I don’t know if I chose the spiritual path or if the spiritual path chose me, but as an immature teenager, I used to believe I was fully capable of walking it. Back then, I heard the phrase, “Spirituality is not for pussycats,” and it filled me with pride. I saw myself as a Tiger—strong, fearless, and ready to face anything. I thought I was destined for this journey. However, the reality has proven to be far more challenging and costly than I could have ever imagined.
What I failed to realize was the vast difference between swimming in a calm, safe pool and navigating the open ocean, with towering 10-meter waves crashing relentlessly over me. That vast, merciless ocean humbled me. It stripped away my pride and forced me to confront my limitations. It taught me to truly see both my strengths and weaknesses for what they are, without illusions or denial.
In the middle of the ocean, with no shore in sight and the water stretching endlessly in every direction, it often feels like drowning. And yet, I have come to understand that this is fierce grace—not the soft, comforting kind, but a raw and transformative force. It pushes me to my limits, stretching my endurance far beyond what I thought possible.
There are times when I feel tempted to turn back. The thought of returning to a simpler life—indulging in surface pleasures, avoiding the depth and intensity of this path—seems so inviting. That life appears easier, less demanding. But something within me has shifted. The call to go deeper is too powerful to ignore, no matter how fierce the waves.
One thing I’ve learned along this journey is that it is not wise to preach spirituality to others. The calling must come from within. If someone approaches this path out of mere curiosity or external persuasion, they will likely be overwhelmed by its weight. This journey demands sincerity, courage, and a profound readiness of the heart. Without that internal drive, the challenges of the path become unbearable.
The spiritual path is not for the faint-hearted. It is for those willing to be humbled, broken, and reshaped. It is a journey that tears you apart, stripping away all illusions and pretense, only to rebuild you stronger and deeper than before.
Now, as I stand in the eye of the cyclone, with nothing to hold onto, one thing remains—the practice I learned from the Siddhas through my beloved teacher, Pal Pandian. Through this practice, I touch a profound sense of stillness, like the warmth of a nurturing mother, nourishing me despite the harsh external circumstances surrounding me.

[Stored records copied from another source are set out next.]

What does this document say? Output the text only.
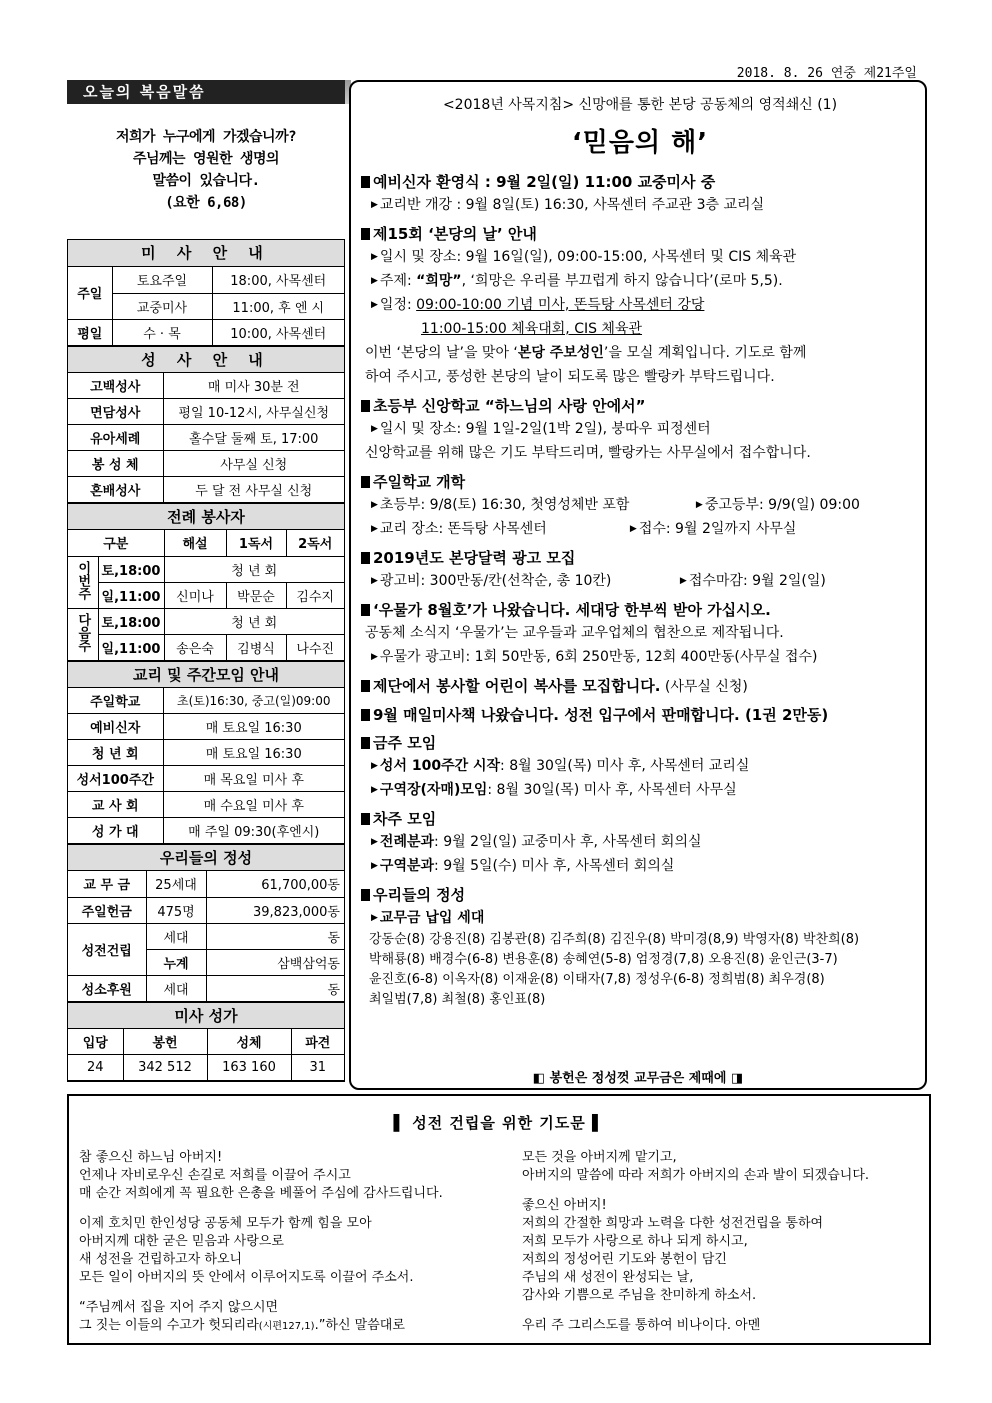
2018. 8. 26 연중 제21주일
오늘의 복음말씀
저희가 누구에게 가겠습니까?
주님께는 영원한 생명의
말씀이 있습니다.
(요한 6,68)
미 사 안 내
주일	토요주일	18:00, 사목센터
	교중미사	11:00, 후 엔 시
평일	수 · 목	10:00, 사목센터
성 사 안 내
고백성사	매 미사 30분 전
면담성사	평일 10-12시, 사무실신청
유아세례	홀수달 둘째 토, 17:00
봉 성 체	사무실 신청
혼배성사	두 달 전 사무실 신청
전례 봉사자
구분		해설	1독서	2독서
이번주	토,18:00	청 년 회		
	일,11:00	신미나	박문순	김수지
다음주	토,18:00	청 년 회		
	일,11:00	송은숙	김병식	나수진
교리 및 주간모임 안내
주일학교	초(토)16:30, 중고(일)09:00
예비신자	매 토요일 16:30
청 년 회	매 토요일 16:30
성서100주간	매 목요일 미사 후
교 사 회	매 수요일 미사 후
성 가 대	매 주일 09:30(후엔시)
우리들의 정성
교 무 금	25세대	61,700,00동
주일헌금	475명	39,823,000동
성전건립	세대	동
	누계	삼백삼억동
성소후원	세대	동
미사 성가
입당	봉헌	성체	파견
24	342 512	163 160	31
<2018년 사목지침> 신망애를 통한 본당 공동체의 영적쇄신 (1)
‘믿음의 해’
예비신자 환영식 : 9월 2일(일) 11:00 교중미사 중
▶ 교리반 개강 : 9월 8일(토) 16:30, 사목센터 주교관 3층 교리실
제15회 ‘본당의 날’ 안내
▶ 일시 및 장소: 9월 16일(일), 09:00-15:00, 사목센터 및 CIS 체육관
▶ 주제: “희망”, ‘희망은 우리를 부끄럽게 하지 않습니다’(로마 5,5).
▶ 일정: 09:00-10:00 기념 미사, 똔득탕 사목센터 강당
11:00-15:00 체육대회, CIS 체육관
이번 ‘본당의 날’을 맞아 ‘본당 주보성인’을 모실 계획입니다. 기도로 함께
하여 주시고, 풍성한 본당의 날이 되도록 많은 빨랑카 부탁드립니다.
초등부 신앙학교 “하느님의 사랑 안에서”
▶ 일시 및 장소: 9월 1일-2일(1박 2일), 붕따우 피정센터
신앙학교를 위해 많은 기도 부탁드리며, 빨랑카는 사무실에서 접수합니다.
주일학교 개학
▶ 초등부: 9/8(토) 16:30, 첫영성체반 포함	▶ 중고등부: 9/9(일) 09:00
▶ 교리 장소: 똔득탕 사목센터	▶ 접수: 9월 2일까지 사무실
2019년도 본당달력 광고 모집
▶ 광고비: 300만동/칸(선착순, 총 10칸)	▶ 접수마감: 9월 2일(일)
‘우물가 8월호’가 나왔습니다. 세대당 한부씩 받아 가십시오.
공동체 소식지 ‘우물가’는 교우들과 교우업체의 협찬으로 제작됩니다.
▶ 우물가 광고비: 1회 50만동, 6회 250만동, 12회 400만동(사무실 접수)
제단에서 봉사할 어린이 복사를 모집합니다. (사무실 신청)
9월 매일미사책 나왔습니다. 성전 입구에서 판매합니다. (1권 2만동)
금주 모임
▶ 성서 100주간 시작: 8월 30일(목) 미사 후, 사목센터 교리실
▶ 구역장(자매)모임: 8월 30일(목) 미사 후, 사목센터 사무실
차주 모임
▶ 전례분과: 9월 2일(일) 교중미사 후, 사목센터 회의실
▶ 구역분과: 9월 5일(수) 미사 후, 사목센터 회의실
우리들의 정성
▶ 교무금 납입 세대
강동순(8) 강용진(8) 김봉관(8) 김주희(8) 김진우(8) 박미경(8,9) 박영자(8) 박찬희(8)
박해룡(8) 배경수(6-8) 변용훈(8) 송혜연(5-8) 엄정경(7,8) 오용진(8) 윤인근(3-7)
윤진호(6-8) 이옥자(8) 이재윤(8) 이태자(7,8) 정성우(6-8) 정희범(8) 최우경(8)
최일범(7,8) 최철(8) 홍인표(8)
◧ 봉헌은 정성껏 교무금은 제때에 ◨
▌ 성전 건립을 위한 기도문 ▌
참 좋으신 하느님 아버지!
언제나 자비로우신 손길로 저희를 이끌어 주시고
매 순간 저희에게 꼭 필요한 은총을 베풀어 주심에 감사드립니다.
이제 호치민 한인성당 공동체 모두가 함께 힘을 모아
아버지께 대한 굳은 믿음과 사랑으로
새 성전을 건립하고자 하오니
모든 일이 아버지의 뜻 안에서 이루어지도록 이끌어 주소서.
“주님께서 집을 지어 주지 않으시면
그 짓는 이들의 수고가 헛되리라(시편127,1).”하신 말씀대로
모든 것을 아버지께 맡기고,
아버지의 말씀에 따라 저희가 아버지의 손과 발이 되겠습니다.
좋으신 아버지!
저희의 간절한 희망과 노력을 다한 성전건립을 통하여
저희 모두가 사랑으로 하나 되게 하시고,
저희의 정성어린 기도와 봉헌이 담긴
주님의 새 성전이 완성되는 날,
감사와 기쁨으로 주님을 찬미하게 하소서.
우리 주 그리스도를 통하여 비나이다. 아멘
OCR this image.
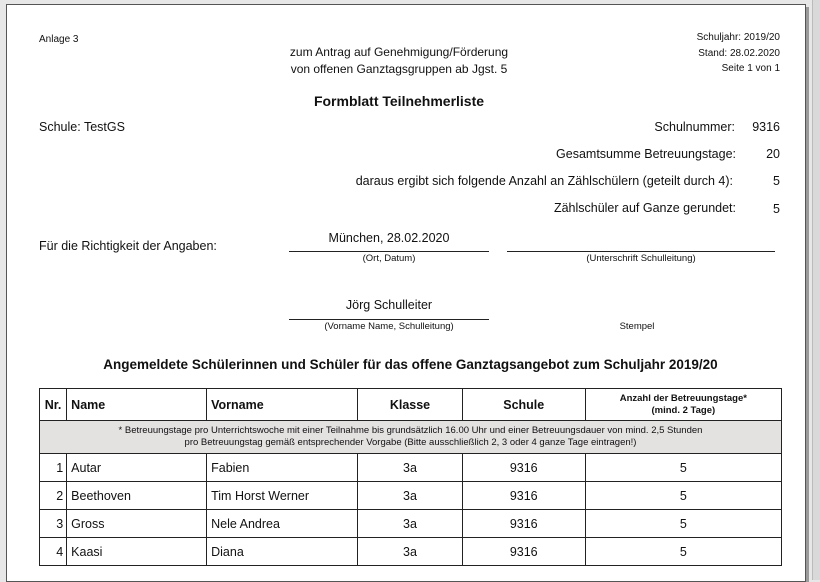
Anlage 3
zum Antrag auf Genehmigung/Förderung
von offenen Ganztagsgruppen ab Jgst. 5
Schuljahr: 2019/20
Stand: 28.02.2020
Seite 1 von 1
Formblatt Teilnehmerliste
Schule: TestGS	Schulnummer:	9316
Gesamtsumme Betreuungstage:	20
daraus ergibt sich folgende Anzahl an Zählschülern (geteilt durch 4):	5
Zählschüler auf Ganze gerundet:	5
Für die Richtigkeit der Angaben:
München, 28.02.2020
(Ort, Datum)	(Unterschrift Schulleitung)
Jörg Schulleiter
(Vorname Name, Schulleitung)	Stempel
Angemeldete Schülerinnen und Schüler für das offene Ganztagsangebot zum Schuljahr 2019/20
Nr.	Name	Vorname	Klasse	Schule	Anzahl der Betreuungstage*
(mind. 2 Tage)

* Betreuungstage pro Unterrichtswoche mit einer Teilnahme bis grundsätzlich 16.00 Uhr und einer Betreuungsdauer von mind. 2,5 Stunden
pro Betreuungstag gemäß entsprechender Vorgabe (Bitte ausschließlich 2, 3 oder 4 ganze Tage eintragen!)					

1	Autar	Fabien	3a	9316	5
2	Beethoven	Tim Horst Werner	3a	9316	5
3	Gross	Nele Andrea	3a	9316	5
4	Kaasi	Diana	3a	9316	5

This sense of motherhood embraces me and never betrays me. It remains steadfast, never leaving me, even when everything and everyone else has let me down. This practice has been my only support—my unshakable anchor in the storm—when all else has failed.
Through this practice, vulnerability transforms into strength. It becomes the bridge that connects me to the very essence of life and existence itself. In embracing it, I uncover deeper truths—not just about myself, but about the interconnectedness of existence, about what it means to truly live and truly be.
As Rumi’s words remind us, our wounds, though painful, are the gateways for light and transformation. And it is through this light, that we rediscover the truth of who we are.